Visualização de Acórdão

Processo: 0102904-3
AGRAVO DE INSTRUMENTO Nº 102.904-3, DE PALMAS - VARA CÍVEL.
AGRAVANTE : INDÚSTRIA E COMÉRCIO DE MADEIRAS MARCON LTDA.
AGRAVADO : HERODITES TADEU RIBAS PACHECO (COMISSÁRIO DA CONCORDTA PREVENTIVA).
RELATOR : DES. ANTONIO LOPES DE NORONHA.







AGRAVO DE INSTRUMENTO - CONCORDATA PREVENTIVA - TENTATIVA DE ELIDIR CREDORES - APLICABILIDADE DO ARTIGO 150 DA LEI DE FALENCIAS - RESCISÃO DA CONCORDATA - FALÊNCIA DECRETADA RECURSO DESPROVIDO -DECISÃO UNÂNIME.

- Se presentes requisitos autorizadores para a rescisão da concordata, pode o juiz rescindi-la ex officio, a pedido dos credores ou do comissário, ainda mais quando evidente o intuito da concordatária de tentar elidir o pagamento dos credores.

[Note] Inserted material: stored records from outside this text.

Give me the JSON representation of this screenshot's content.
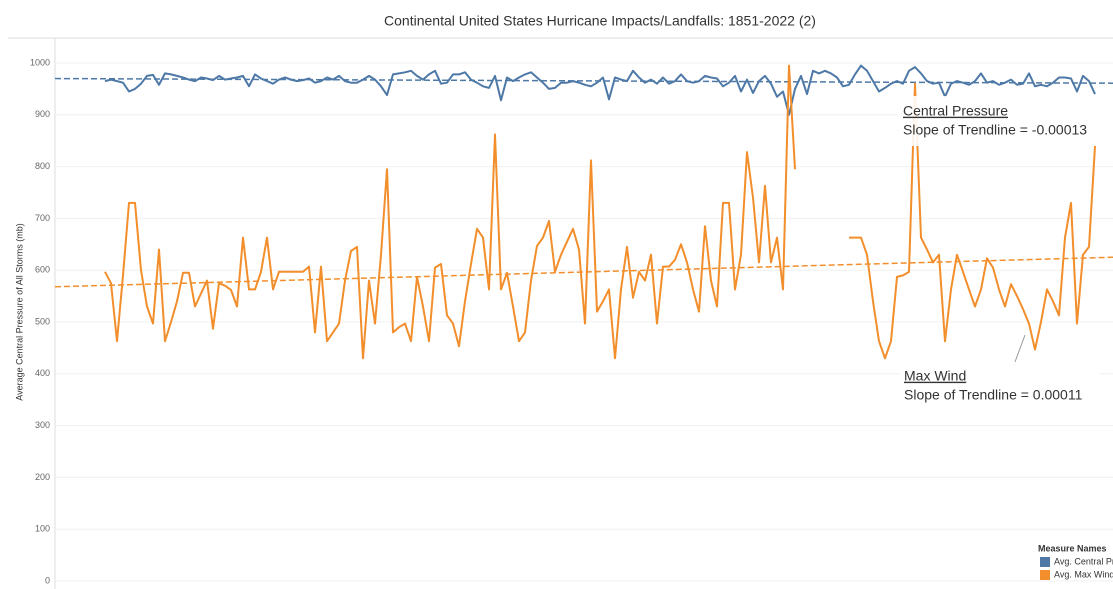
{
  "chart_data": {
    "type": "line",
    "title": "Continental United States Hurricane Impacts/Landfalls: 1851-2022 (2)",
    "y_label": "Average Central Pressure of All Storms (mb)",
    "ylim": [
      0,
      1000
    ],
    "yticks": [
      0,
      100,
      200,
      300,
      400,
      500,
      600,
      700,
      800,
      900,
      1000
    ],
    "grid": true,
    "legend": {
      "title": "Measure Names",
      "position": "bottom-right"
    },
    "series": [
      {
        "name": "Avg. Central Pressure",
        "color": "#4e79a7",
        "trendline": [
          970,
          961
        ],
        "values": [
          965,
          968,
          965,
          962,
          945,
          950,
          960,
          975,
          977,
          958,
          980,
          978,
          975,
          972,
          968,
          965,
          972,
          970,
          967,
          975,
          968,
          970,
          972,
          975,
          955,
          978,
          970,
          965,
          960,
          968,
          972,
          968,
          965,
          967,
          970,
          962,
          965,
          972,
          968,
          975,
          965,
          962,
          962,
          968,
          975,
          968,
          955,
          938,
          978,
          980,
          982,
          985,
          975,
          968,
          978,
          985,
          960,
          962,
          978,
          978,
          982,
          968,
          962,
          955,
          952,
          975,
          928,
          972,
          965,
          972,
          978,
          982,
          972,
          962,
          950,
          952,
          962,
          962,
          965,
          962,
          958,
          955,
          962,
          972,
          930,
          972,
          968,
          965,
          985,
          972,
          962,
          968,
          960,
          972,
          960,
          965,
          978,
          965,
          962,
          965,
          975,
          972,
          970,
          955,
          962,
          975,
          945,
          968,
          942,
          965,
          975,
          960,
          935,
          945,
          900,
          950,
          975,
          940,
          985,
          980,
          985,
          980,
          972,
          955,
          958,
          978,
          995,
          985,
          965,
          945,
          952,
          960,
          965,
          960,
          985,
          992,
          980,
          965,
          960,
          962,
          935,
          960,
          965,
          962,
          958,
          965,
          980,
          962,
          965,
          958,
          962,
          968,
          958,
          960,
          980,
          955,
          958,
          955,
          962,
          972,
          972,
          970,
          945,
          975,
          965,
          940
        ]
      },
      {
        "name": "Avg. Max Wind",
        "color": "#f28e2b",
        "trendline": [
          568,
          625
        ],
        "values": [
          597,
          575,
          463,
          590,
          730,
          730,
          600,
          530,
          497,
          640,
          463,
          500,
          540,
          595,
          595,
          530,
          555,
          580,
          487,
          575,
          570,
          562,
          530,
          663,
          563,
          563,
          597,
          663,
          563,
          597,
          597,
          597,
          597,
          597,
          607,
          480,
          607,
          463,
          480,
          497,
          580,
          637,
          645,
          430,
          580,
          497,
          630,
          795,
          480,
          490,
          497,
          463,
          587,
          530,
          463,
          605,
          612,
          513,
          497,
          453,
          540,
          612,
          680,
          663,
          563,
          862,
          563,
          595,
          530,
          463,
          480,
          580,
          647,
          663,
          695,
          597,
          630,
          655,
          680,
          640,
          497,
          812,
          520,
          540,
          563,
          430,
          563,
          645,
          547,
          597,
          580,
          630,
          497,
          607,
          607,
          620,
          650,
          615,
          563,
          520,
          685,
          580,
          530,
          730,
          730,
          563,
          630,
          828,
          740,
          615,
          763,
          615,
          663,
          563,
          995,
          795,
          null,
          null,
          null,
          null,
          null,
          null,
          null,
          null,
          663,
          663,
          663,
          630,
          540,
          463,
          430,
          463,
          587,
          590,
          597,
          960,
          663,
          640,
          615,
          630,
          463,
          563,
          630,
          597,
          563,
          530,
          563,
          623,
          605,
          563,
          530,
          573,
          550,
          525,
          497,
          447,
          500,
          563,
          540,
          513,
          663,
          730,
          497,
          630,
          645,
          840
        ]
      }
    ],
    "annotations": [
      {
        "title": "Central Pressure",
        "text": "Slope of Trendline = -0.00013"
      },
      {
        "title": "Max Wind",
        "text": "Slope of Trendline = 0.00011"
      }
    ]
  }
}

- O síndico é parte legítima para figurar no polo passivo do agravo de instrumento sobre decisão que decretou a quebra da concordatária, tendo em vista que se incluem, dentre suas atribuições, a defesa dos interesses da massa falida.








Vistos, relatados e discutidos estes autos de Agravo de Instrumento Nº 102.904-3, de Palmas - Vara Cível, em que é Agravante Indústria e Comércio de Madeiras Marcon Ltda. e Agravado Herodites Tadeu Ribas Pacheco Comissário da Concordata Preventiva.

1. Trata-se de agravo de instrumento, com pedido de efeito suspensivo, interposto por Indústria e Comércio de Madeiras Marcon Ltda., contra a respeitável decisão proferida pelo Dr. Juiz de Direito da Vara Cível da Comarca de Palmas, que rescindiu a concordata da agravante e decretou sua falência.

Sustentou que seu processo de concordata preventiva vem sofrendo inúmeros obstáculos processuais, o que a levou a requerer a conversão da concordata em auto-falência. Afirmou que o juízo a quo, equivocadamente, decretou a rescisão ex officio da concordata, agindo com error in procedendo. Alegou que Elton Silvio Marcon, terceiro estranho ao processo, teve seu sigilo fiscal, bancário e comercial quebrados, assim como os sócios da empresa. Aduziu, ainda, que o decreto da prisão do representante da concordatária é arbitrário e que o Dr. Herodites Tadeu Ribas não poderia ter sido nomeado síndico da falência, posto que interessado no seqüestro de bens da concordatária. Argumentando estarem presentes o fumus boni iuris e o periculum in mora, requereu efeito suspensivo ao agravo de instrumento, com seu posterior provimento.

Requisitadas informações ao Dr. Juiz da Vara Cível da Comarca de Palmas, este esclareceu que manteve a decisão hostilizada e que o agravante não cumpriu o disposto no artigo 526 do Código de Processo Civil.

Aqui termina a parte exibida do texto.